La crudeza de la actualidad nos ha hecho volvernos casi inmunes ante un edificio devastado que vemos en las noticias. Claro, estamos acostumbrados a esto cuando, al bajar nuestra vista a la izquierda en el telediario, vemos que la localización es Gaza o Ucrania, pero nunca hubiéramos podido imaginar que un edificio del barrio del Campanar en Valencia se convirtiera en lo que parece un campo de guerra.

Valencia, esa ciudad que siempre hemos considerado -con permiso de sus ciudadanos- la playa de todos; que veíamos retratada en postales veraniegas o en anuncios que te invitan a escapar una temporada y hoy la visualizamos entre lágrimas.

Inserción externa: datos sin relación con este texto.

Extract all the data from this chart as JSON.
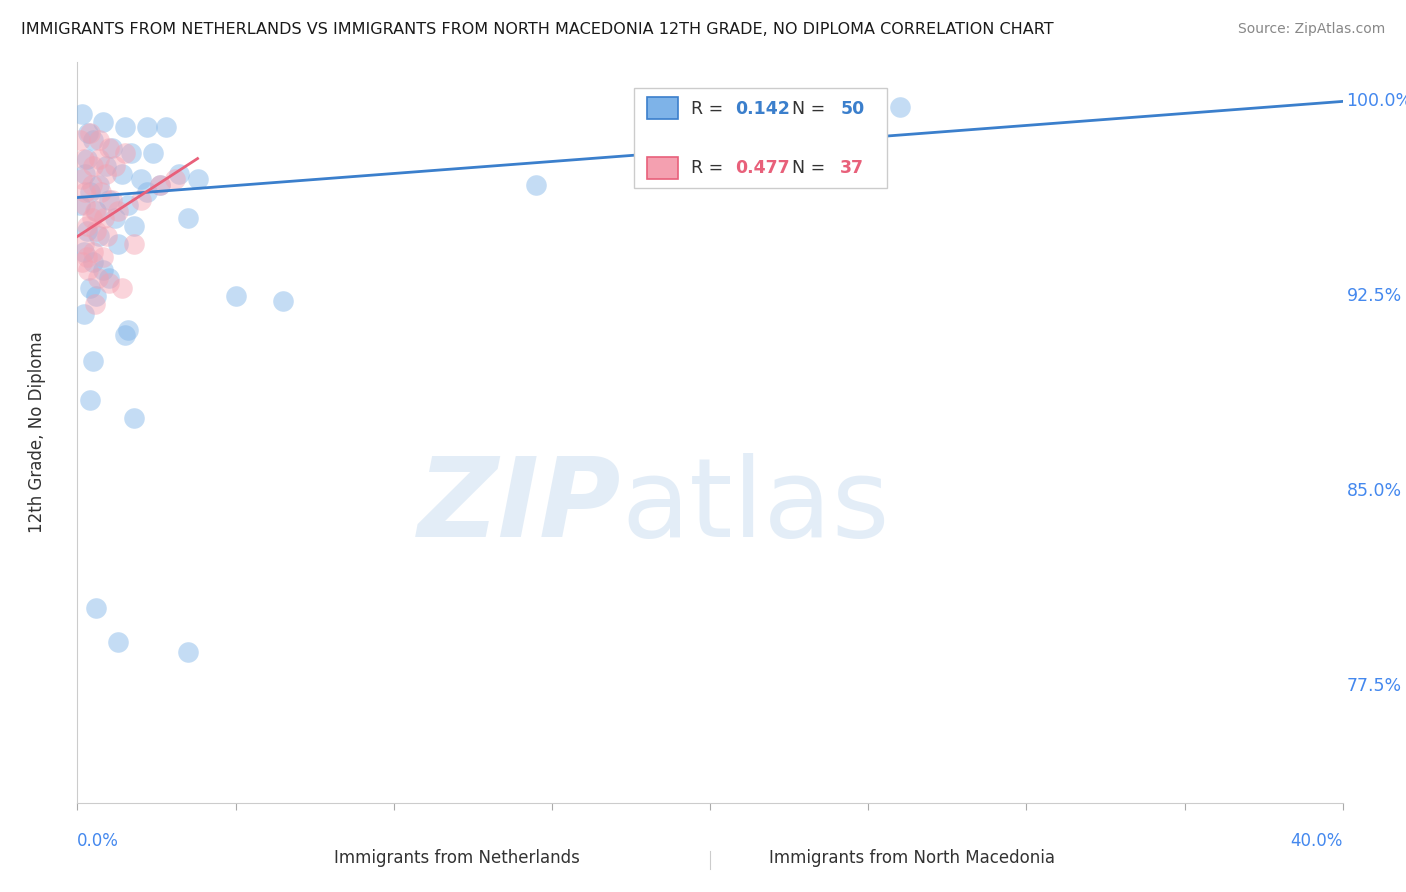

Ahora, un extraño mutismo se produce cada vez que alguien nombra ‘Valencia’ y a esta ciudad la recubre un halo de desconcierto y tristeza. Es inevitable no pensar que una tragedia así podría habernos pasado a cualquiera. Que esa gente estaba en su casa y ahora, en el mejor de los casos, la vída es lo único que les queda porque lo demás lo han perdido todo.

Las primeras víctimas que se conocieron, esa pareja que, junto a sus dos hijos, murieron entre llamas intentando despedirse de sus seres queridos podríamos ser cualquiera de nosotros. Cuatro personas- una de ellas que solo conocía este mundo desde hace ocho días-  que decían adiós a todo después de que hace solo unos minutos estuvieran tranquilos en lo que era su hogar, su refugio.

Estos días vemos los rostros del horror; de quien vio por una cámara cómo todo lo que tenía se quemaba; quien esperó que sus familiares les cogieran una llamada que nunca descolgaron y de aquellos que miran las ruinas preguntándose qué ha fallado para que tengamos que lamentar, como mínimo 10 muertes. Un esqueleto de cimientos que hoy ya es una cicatriz en la ciudad. Y cuando los días pasen y el viento vaya borrando lo que en su día el fuego destruyó, no permitamos que se convierta este capítulo en una simple efeméride. Recordemos que un día, diez personas que se encontraban en su hogar perdieron la vida y a otros cientos solo les quedaba el consuelo de que la vida era lo único que tenían.